Thursday, February 18, 2010

Building Your Child’s Ability to Communicate: Talking

Building your child’s ability to speak and to understand others is a three-pronged endeavor. It includes talking to your child, listening to your child, and reading with your child.  This blog will focus on talking.

A child learns much from conversation. Conversation, and the vocabulary that develops because of it during the early years of a child’s life, helps to build your child’s cognitive power. In conversation, words are symbols consisting of sounds created by the vocal chords. For a child who does not yet have a vocabulary and who has not mastered the capacity to get meanings from sounds made by the vocal chords, this is indeed a complex and challenging learning situation. Remember that listening to and getting meaning from sounds requires the ability to associate these sounds with something familiar to the child. This is more complicated than you might think, particularly if this task is analyzed from the point of view of the child. Remember that your child is beginning with zero vocabulary, and does not even know that vocabulary exists.


Very young children need consistent speech stimulation, and parents should converse frequently with them. Some studies of child behavior indicate that children will make earlier attempts at speaking and will jabber and make conversational mimicry if, during the early months of their lifetime, they live in an environment where they are talked to frequently. Even at an early age when you may not think your child is understanding you, it is important that conversation (even if it is a one-way chat) occurs frequently. The entire first five-year period of a child’s life is critical to building vocabulary and developing language skills.
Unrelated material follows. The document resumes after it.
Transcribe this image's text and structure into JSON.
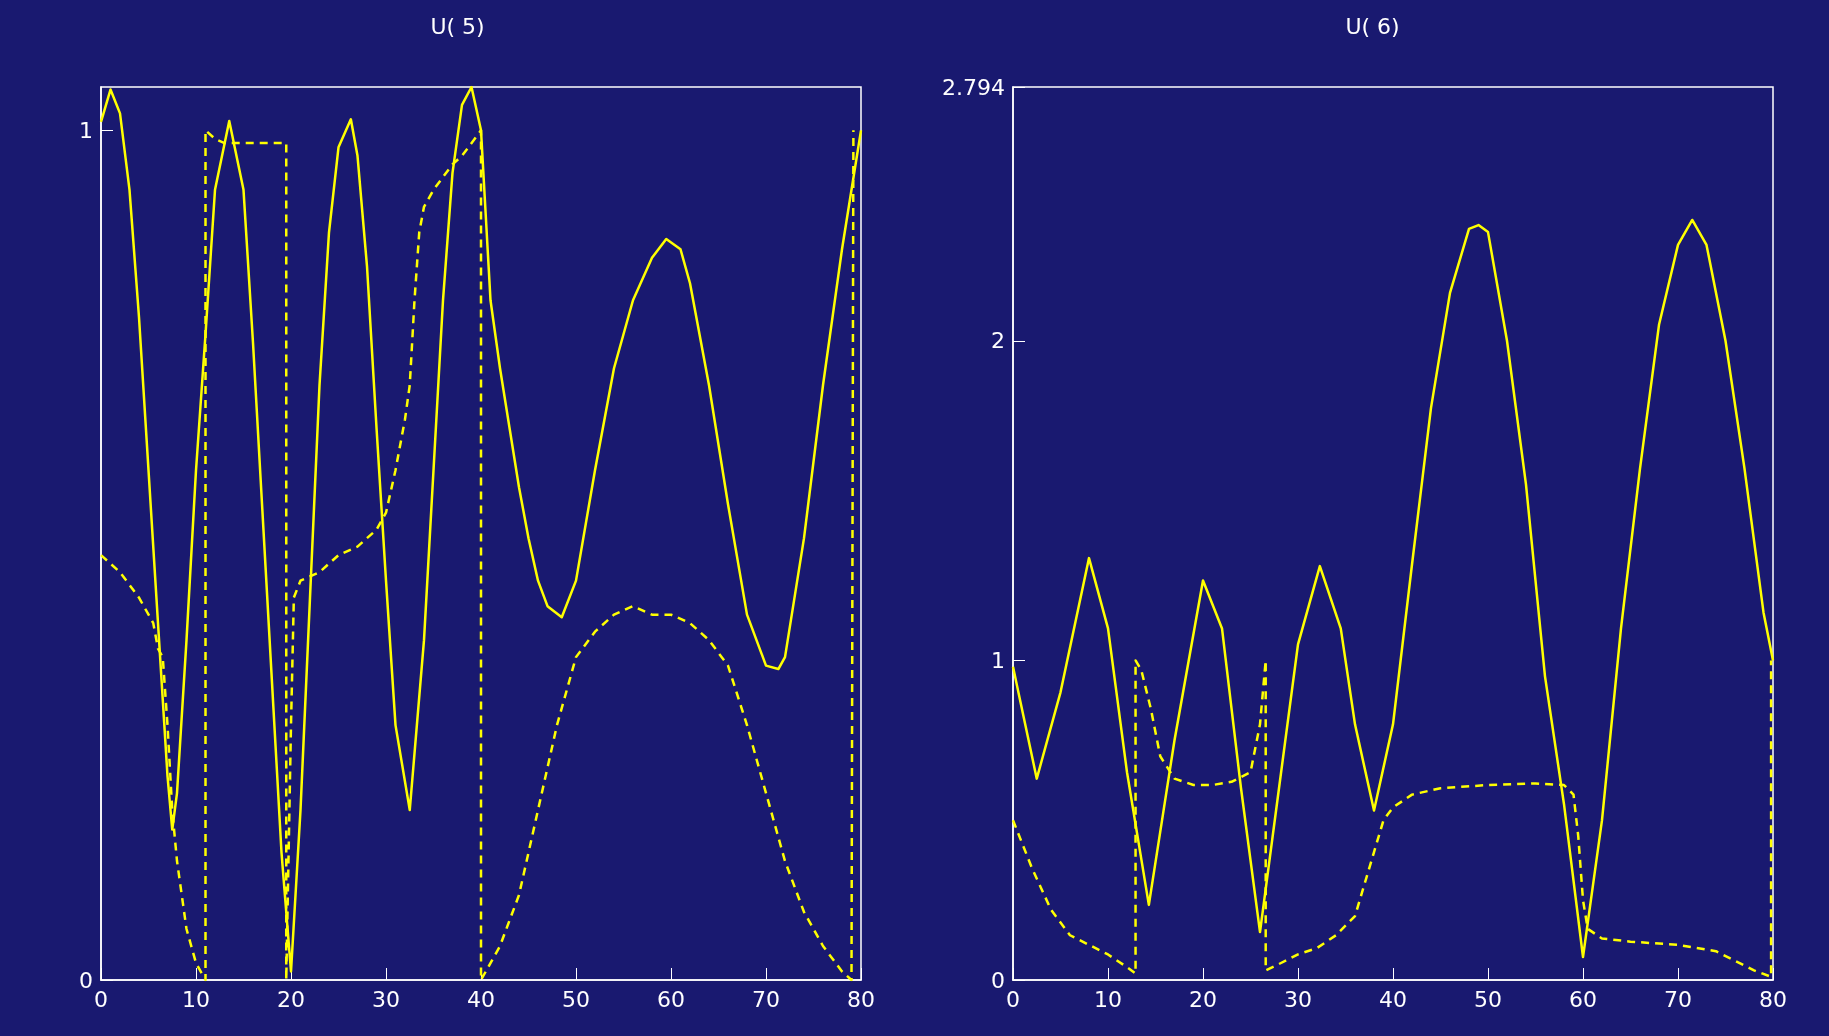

Children begin to develop a “word recognition” vocabulary before they can speak. That means he will recognize and be able to respond to many words before he can say them himself. You can enhance your child’s ability to recognize words by clearly repeating simple words for him. When you are putting on his shoes say, “Shoes.” Repeat the word “hand” as you stroke your child’s hand. When you see a dog strutting by, point and say, “That’s a dog. Dog.”


A child who is spoken to as if he can understand will soon learn to understand. He will develop a keen intellect and a powerful means of expressing his thoughts as he listens to you.